Making shoes stand out and look attractive in a showroom is another consideration for those looking to make sales and avoid shoes collecting dust. Fortunately, the experience of operating Oakley Healthcare has given the Sandpiper team the ability to understand the requirements of its trade customers.

“The merchandising and trade team are able to help with setting up a striking footwear display in-store and offer assistance with product data for help setting up POS systems,” continues Carol.

“In any case, our trade team are always only a phone call away on 01295 277377.”

Sandpiper Shoes display in mobility shop
Knowing which ranges and sizes to stock are key to successful retail of specialist footwear

Making footwear a runaway success

In addition to helping to bring stylish merchandising and marketing to retailers to help move units, Sales Director and experienced mobility retailer Phil also shares some of his top tips for making the most out of selling extra wide footwear.

“To make the most of selling footwear in-store, mobility retailers need to think slightly differently about shoes and slippers than they would a scooter or recliner chair,” he advises.

“It is easy for a customer to accept that they will need to wait for these high-ticket items to be ordered and delivered, anything between a few days or even a few months. Footwear is different. Even if a customer goes out with the intention of buying a new pair of slippers, ultimately, it is an impulse purchase and if the style or colour they need is not in stock to try on and take away, a large percentage of sales will be lost.”

Phil warns that any barriers put in the way of preventing the customer from carrying out an impulse buy will significantly increase the risk of the client having second thoughts. However, he states Sandpiper can offer a variety of options to ensure sales are maximised.

“Services offered by Sandpiper such as drop-shipping footwear directly to a customers’ homes on behalf of retailers can help secure a proportion of these possible lost sales but some, unfortunately, will always be lost.”

His advice to stop these valuable footwear sales from walking out the door is simple: keep a focused range, stocked in a good variety of sizes.
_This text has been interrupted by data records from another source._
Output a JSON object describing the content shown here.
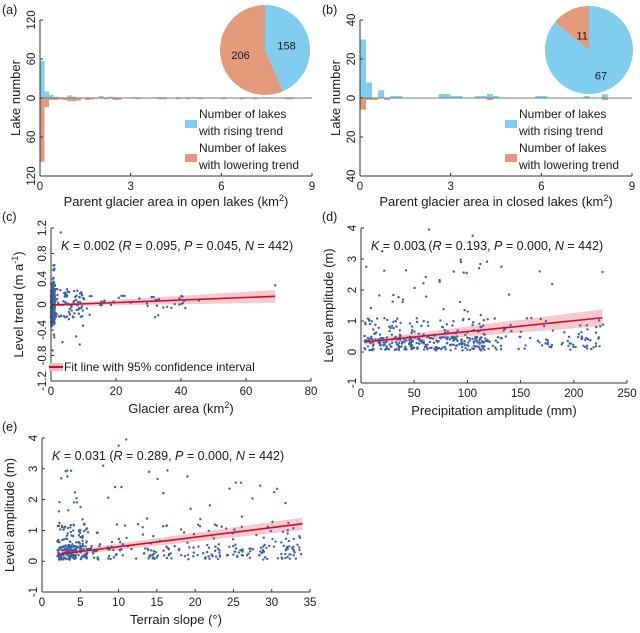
{
  "colors": {
    "rising": "#80cdef",
    "lowering": "#e39a7a",
    "scatter": "#3a62a8",
    "fit": "#c8102e",
    "ci": "#f5b5bb"
  },
  "chart_data": [
    {
      "id": "a",
      "panel_label": "(a)",
      "type": "bar",
      "subtype": "mirrored-histogram",
      "xlabel": "Parent glacier area in open lakes (km²)",
      "ylabel": "Lake number",
      "xlim": [
        0,
        9
      ],
      "ylim": [
        -120,
        120
      ],
      "xticks": [
        "0",
        "3",
        "6",
        "9"
      ],
      "yticks": [
        "120",
        "60",
        "0",
        "60",
        "120"
      ],
      "bin_width": 0.15,
      "series": [
        {
          "name": "Number of lakes with rising trend",
          "bins": [
            [
              0.0,
              57
            ],
            [
              0.15,
              10
            ],
            [
              0.3,
              5
            ],
            [
              0.45,
              2
            ],
            [
              0.6,
              1
            ],
            [
              0.9,
              4
            ],
            [
              1.05,
              2
            ],
            [
              1.35,
              1
            ],
            [
              1.5,
              1
            ],
            [
              1.8,
              1
            ],
            [
              1.95,
              3
            ],
            [
              2.25,
              2
            ],
            [
              2.4,
              1
            ],
            [
              3.0,
              1
            ],
            [
              3.3,
              1
            ],
            [
              3.75,
              1
            ],
            [
              3.9,
              1
            ],
            [
              4.05,
              1
            ],
            [
              4.5,
              1
            ],
            [
              4.95,
              1
            ],
            [
              5.1,
              1
            ],
            [
              5.55,
              1
            ],
            [
              6.0,
              1
            ],
            [
              6.75,
              1
            ],
            [
              7.35,
              1
            ],
            [
              8.1,
              1
            ],
            [
              8.85,
              1
            ]
          ]
        },
        {
          "name": "Number of lakes with lowering trend",
          "bins": [
            [
              0.0,
              98
            ],
            [
              0.15,
              14
            ],
            [
              0.3,
              3
            ],
            [
              0.45,
              3
            ],
            [
              0.6,
              2
            ],
            [
              0.75,
              3
            ],
            [
              0.9,
              5
            ],
            [
              1.05,
              5
            ],
            [
              1.2,
              4
            ],
            [
              1.5,
              3
            ],
            [
              1.65,
              2
            ],
            [
              2.1,
              2
            ],
            [
              2.4,
              3
            ],
            [
              2.55,
              3
            ],
            [
              3.15,
              1
            ],
            [
              3.9,
              1
            ],
            [
              4.05,
              1
            ],
            [
              4.5,
              1
            ],
            [
              4.8,
              1
            ],
            [
              5.25,
              1
            ],
            [
              6.0,
              1
            ],
            [
              6.6,
              2
            ],
            [
              7.05,
              1
            ],
            [
              8.1,
              1
            ],
            [
              8.25,
              1
            ]
          ]
        }
      ],
      "pie": {
        "slices": [
          {
            "label": "158",
            "value": 158,
            "series": "rising"
          },
          {
            "label": "206",
            "value": 206,
            "series": "lowering"
          }
        ]
      },
      "legend": [
        "Number of lakes",
        "with rising trend",
        "Number of lakes",
        "with lowering trend"
      ],
      "legend_position": "bottom-right"
    },
    {
      "id": "b",
      "panel_label": "(b)",
      "type": "bar",
      "subtype": "mirrored-histogram",
      "xlabel": "Parent glacier area in closed lakes (km²)",
      "ylabel": "Lake number",
      "xlim": [
        0,
        9
      ],
      "ylim": [
        -40,
        40
      ],
      "xticks": [
        "0",
        "3",
        "6",
        "9"
      ],
      "yticks": [
        "40",
        "20",
        "0",
        "20",
        "40"
      ],
      "bin_width": 0.2,
      "series": [
        {
          "name": "Number of lakes with rising trend",
          "bins": [
            [
              0.0,
              30
            ],
            [
              0.2,
              8
            ],
            [
              0.6,
              4
            ],
            [
              1.0,
              1
            ],
            [
              1.2,
              1
            ],
            [
              2.6,
              2
            ],
            [
              2.8,
              2
            ],
            [
              3.0,
              1
            ],
            [
              3.2,
              1
            ],
            [
              3.8,
              1
            ],
            [
              4.0,
              1
            ],
            [
              4.2,
              2
            ],
            [
              4.4,
              1
            ],
            [
              5.8,
              1
            ],
            [
              6.0,
              1
            ],
            [
              7.4,
              1
            ],
            [
              8.0,
              2
            ]
          ]
        },
        {
          "name": "Number of lakes with lowering trend",
          "bins": [
            [
              0.0,
              6
            ],
            [
              0.2,
              1
            ],
            [
              0.4,
              1
            ],
            [
              0.8,
              1
            ],
            [
              4.2,
              1
            ],
            [
              8.0,
              1
            ]
          ]
        }
      ],
      "pie": {
        "slices": [
          {
            "label": "67",
            "value": 67,
            "series": "rising"
          },
          {
            "label": "11",
            "value": 11,
            "series": "lowering"
          }
        ]
      },
      "legend": [
        "Number of lakes",
        "with rising trend",
        "Number of lakes",
        "with lowering trend"
      ],
      "legend_position": "bottom-right"
    },
    {
      "id": "c",
      "panel_label": "(c)",
      "type": "scatter",
      "xlabel": "Glacier area (km²)",
      "ylabel": "Level trend (m a⁻¹)",
      "xlim": [
        0,
        80
      ],
      "ylim": [
        -1.2,
        1.2
      ],
      "xticks": [
        "0",
        "20",
        "40",
        "60",
        "80"
      ],
      "yticks": [
        "-1.2",
        "-0.8",
        "-0.4",
        "0",
        "0.4",
        "0.8",
        "1.2"
      ],
      "annotation": {
        "K": "0.002",
        "R": "0.095",
        "P": "0.045",
        "N": "442"
      },
      "fit": {
        "slope": 0.002,
        "intercept": -0.01,
        "x_range": [
          0,
          69
        ],
        "ci_halfwidth_start": 0.02,
        "ci_halfwidth_end": 0.1
      },
      "legend": "Fit line with 95% confidence interval",
      "legend_position": "bottom-left",
      "n_points": 442,
      "point_model": {
        "x_dist": "mostly near 0, sparse to 69",
        "y_spread": "±0.6 near origin, narrow beyond 10"
      }
    },
    {
      "id": "d",
      "panel_label": "(d)",
      "type": "scatter",
      "xlabel": "Precipitation amplitude (mm)",
      "ylabel": "Level amplitude (m)",
      "xlim": [
        0,
        250
      ],
      "ylim": [
        -1,
        4
      ],
      "xticks": [
        "0",
        "50",
        "100",
        "150",
        "200",
        "250"
      ],
      "yticks": [
        "-1",
        "0",
        "1",
        "2",
        "3",
        "4"
      ],
      "annotation": {
        "K": "0.003",
        "R": "0.193",
        "P": "0.000",
        "N": "442"
      },
      "fit": {
        "slope": 0.0035,
        "intercept": 0.31,
        "x_range": [
          3,
          227
        ],
        "ci_halfwidth_start": 0.08,
        "ci_halfwidth_end": 0.27
      },
      "n_points": 442,
      "point_model": {
        "x_range": [
          3,
          227
        ],
        "y_base": "0.05–0.6 dense, sparse up to 4"
      }
    },
    {
      "id": "e",
      "panel_label": "(e)",
      "type": "scatter",
      "xlabel": "Terrain slope (°)",
      "ylabel": "Level amplitude (m)",
      "xlim": [
        0,
        35
      ],
      "ylim": [
        -1,
        4
      ],
      "xticks": [
        "0",
        "5",
        "10",
        "15",
        "20",
        "25",
        "30",
        "35"
      ],
      "yticks": [
        "-1",
        "0",
        "1",
        "2",
        "3",
        "4"
      ],
      "annotation": {
        "K": "0.031",
        "R": "0.289",
        "P": "0.000",
        "N": "442"
      },
      "fit": {
        "slope": 0.031,
        "intercept": 0.16,
        "x_range": [
          2,
          34
        ],
        "ci_halfwidth_start": 0.07,
        "ci_halfwidth_end": 0.2
      },
      "n_points": 442,
      "point_model": {
        "x_range": [
          2,
          34
        ],
        "y_base": "0.05–0.6 dense, sparse up to 4"
      }
    }
  ]
}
“For new customers, stocking a limited range of styles and having them available in all sizes will lead to more sales conversions than holding a large range of style options that are not supported with alternative sizes,” suggests Phil.
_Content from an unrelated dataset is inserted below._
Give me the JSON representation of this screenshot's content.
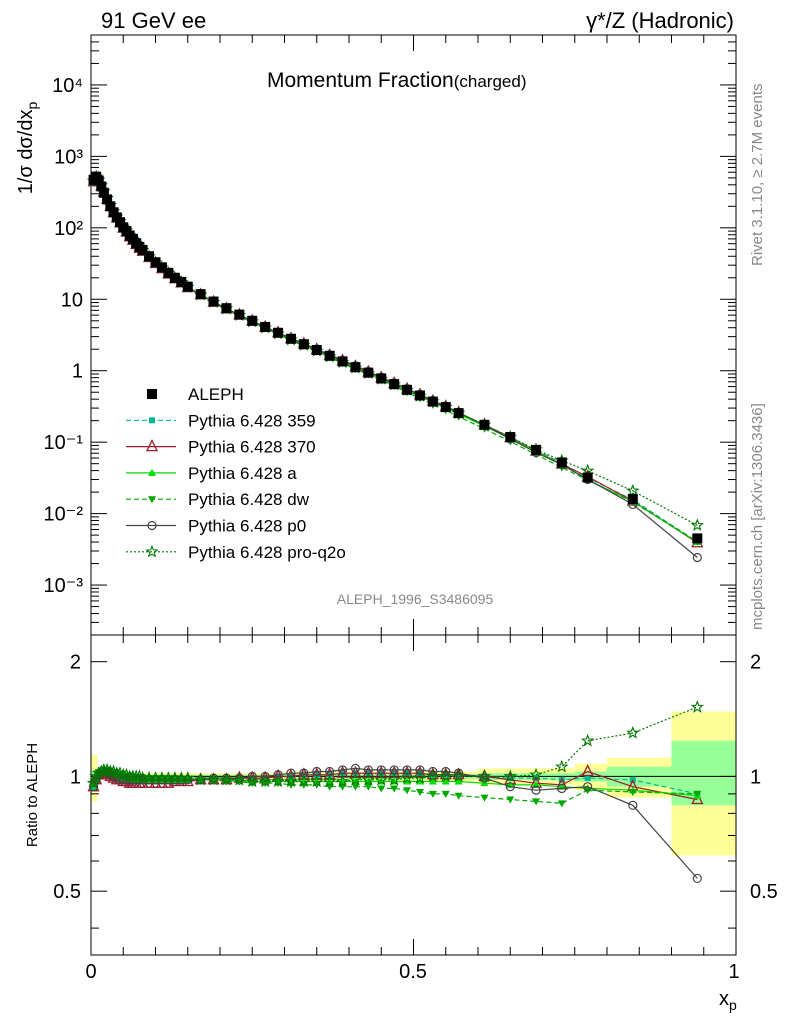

“From discussions with a mobility retailer who has invested in a larger stock holding in the last 18 months, they have shown an increase in month-to-month sales of between 20-50 per cent simply from not losing walk-in sales.

“Many of these customers end up purchasing more than a single pair of shoes and get slippers as well because the stock is there to take away.”

In step with retailers

Understanding the difficulty for retailers to jump on board with a new product line and new supplier during this time, Sandpiper’s Carol reaffirms the company’s commitment to its trade partners.

“With much of the business model for Sandpiper revolving around selling wholesale to mobility stores nationwide, the business has seen a great deal of change caused by the COVID-19 pandemic,” she finishes.

“The wholesale side of the business is one in which the brand sees as essential and is keen to invest in. The nature of the product and the older demographics of the customers means many will always prefer to visit an outlet to try their footwear on before purchasing. As such, the Sandpiper team are always considering initiatives to help their retail stockists thrive.

“This can be through offering innovative terms or new and exciting ways to help them provide online sales to help future-proof their businesses.”

With the uncertainty of a coronavirus-dominated winter ahead, Sandpiper’s affiliate programme may just give retailers the option needed to take the first step into footwear, be it online or within a bricks and mortar setting, without being overly exposed in the current climate.